How MARPLE Differs from Other APLs¶
Feature comparison¶
| Feature | MARPLE | Dyalog APL | GNU APL | J |
|---|---|---|---|---|
| Array model | Flat | Nested | Nested | Boxed |
| Function definition | Dfns only | Dfns + tradfns | Tradfns + dfns | Explicit + tacit |
| Rank operator | Yes | Yes (v14+) | No | Yes |
From indexing (⌷) |
Yes | Yes | No | Yes ({) |
| Bracket indexing | Yes | Yes | Yes | No |
| Control structures | No | Yes | Yes | No |
| Namespaces | Directory-based | Object-based | No | Locale-based |
| Python FFI | Yes (⌶) |
Yes (⎕PY) |
No | No |
| Implementation | Python | C/C++ | C++ | C |
Flat arrays, not nested¶
This is MARPLE's most significant departure from modern APLs. Every element is a simple scalar -- a number or a character.

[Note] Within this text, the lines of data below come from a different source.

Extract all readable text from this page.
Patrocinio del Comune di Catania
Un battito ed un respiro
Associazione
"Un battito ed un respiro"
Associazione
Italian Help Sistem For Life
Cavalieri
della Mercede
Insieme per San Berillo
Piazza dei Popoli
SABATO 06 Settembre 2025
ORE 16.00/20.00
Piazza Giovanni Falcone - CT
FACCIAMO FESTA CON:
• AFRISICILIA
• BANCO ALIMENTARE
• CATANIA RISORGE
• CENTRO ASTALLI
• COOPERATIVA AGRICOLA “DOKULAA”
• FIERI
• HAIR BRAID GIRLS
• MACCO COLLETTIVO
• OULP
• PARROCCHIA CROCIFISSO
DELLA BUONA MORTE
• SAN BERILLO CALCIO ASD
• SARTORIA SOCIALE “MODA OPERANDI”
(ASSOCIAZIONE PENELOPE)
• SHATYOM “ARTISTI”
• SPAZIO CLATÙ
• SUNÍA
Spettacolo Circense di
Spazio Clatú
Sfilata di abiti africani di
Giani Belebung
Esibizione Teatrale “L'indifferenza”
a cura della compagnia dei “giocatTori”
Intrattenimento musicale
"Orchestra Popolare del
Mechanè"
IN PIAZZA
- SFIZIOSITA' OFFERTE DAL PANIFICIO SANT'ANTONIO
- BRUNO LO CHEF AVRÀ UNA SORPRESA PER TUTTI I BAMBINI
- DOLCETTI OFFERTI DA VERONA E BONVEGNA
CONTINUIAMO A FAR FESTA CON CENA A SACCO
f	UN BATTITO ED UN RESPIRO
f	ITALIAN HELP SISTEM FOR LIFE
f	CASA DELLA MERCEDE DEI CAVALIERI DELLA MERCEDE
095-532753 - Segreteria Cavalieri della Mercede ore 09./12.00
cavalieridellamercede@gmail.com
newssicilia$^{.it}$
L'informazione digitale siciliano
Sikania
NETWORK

There is no ⊂ (enclose), no ⊃ (disclose), no depth, and no ¨ (each).
This means some idioms from nested APL don't translate directly. The rank operator covers most of the use cases that Each handles in nested APL. For cases where non-uniform results are needed, MARPLE pads to the largest shape with fill elements (0 for numbers, space for characters).

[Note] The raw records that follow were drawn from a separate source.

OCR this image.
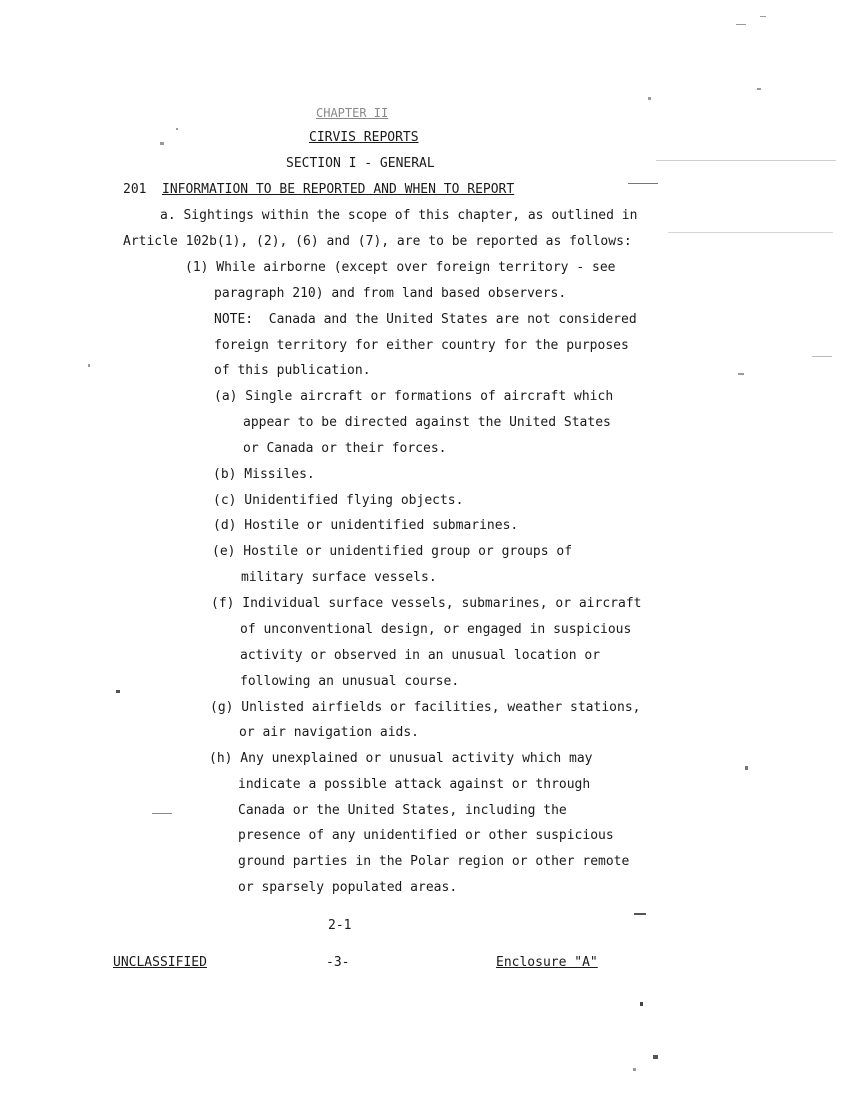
CHAPTER II
CIRVIS REPORTS
SECTION I - GENERAL
201 INFORMATION TO BE REPORTED AND WHEN TO REPORT
a. Sightings within the scope of this chapter, as outlined in
Article 102b(1), (2), (6) and (7), are to be reported as follows:
(1) While airborne (except over foreign territory - see
paragraph 210) and from land based observers.
NOTE:  Canada and the United States are not considered
foreign territory for either country for the purposes
of this publication.
(a) Single aircraft or formations of aircraft which
appear to be directed against the United States
or Canada or their forces.
(b) Missiles.
(c) Unidentified flying objects.
(d) Hostile or unidentified submarines.
(e) Hostile or unidentified group or groups of
military surface vessels.
(f) Individual surface vessels, submarines, or aircraft
of unconventional design, or engaged in suspicious
activity or observed in an unusual location or
following an unusual course.
(g) Unlisted airfields or facilities, weather stations,
or air navigation aids.
(h) Any unexplained or unusual activity which may
indicate a possible attack against or through
Canada or the United States, including the
presence of any unidentified or other suspicious
ground parties in the Polar region or other remote
or sparsely populated areas.
2-1
UNCLASSIFIED	-3-	Enclosure "A"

Dfns only, no traditional definitions¶
MARPLE has no ∇-header function definitions, no line numbers, no labels, and no → (branch). All functions are dfns; all operators are dops. This is a deliberate simplification -- dfns are lexically scoped, composable, and easier to reason about than their traditional counterparts.
Leading-axis orientation¶
Like J and modern Dyalog, MARPLE follows the leading-axis convention. Reduce and scan operate along the last axis by default. The rank operator provides access to any axis. There is no bracket-axis notation (f[k]).
The rank operator as a foundation¶
Where Dyalog has rank as one of many operators and GNU APL lacks it entirely, MARPLE treats rank as a foundational construct. It replaces Each, bracket-axis, and many ad-hoc per-axis variants found in other APLs.
Python integration¶
MARPLE's ⌶ (I-Beam) operator provides direct access to Python functions. Any Python callable that accepts and returns APLArray objects can be called from APL. This keeps the interpreter core small while enabling access to the full Python ecosystem.
Backend portability¶
The same MARPLE code runs on desktop Python (with NumPy acceleration), on CircuitPython with ulab, or on bare MicroPython with pure Python fallback. No code changes are needed -- the backend is detected at import time.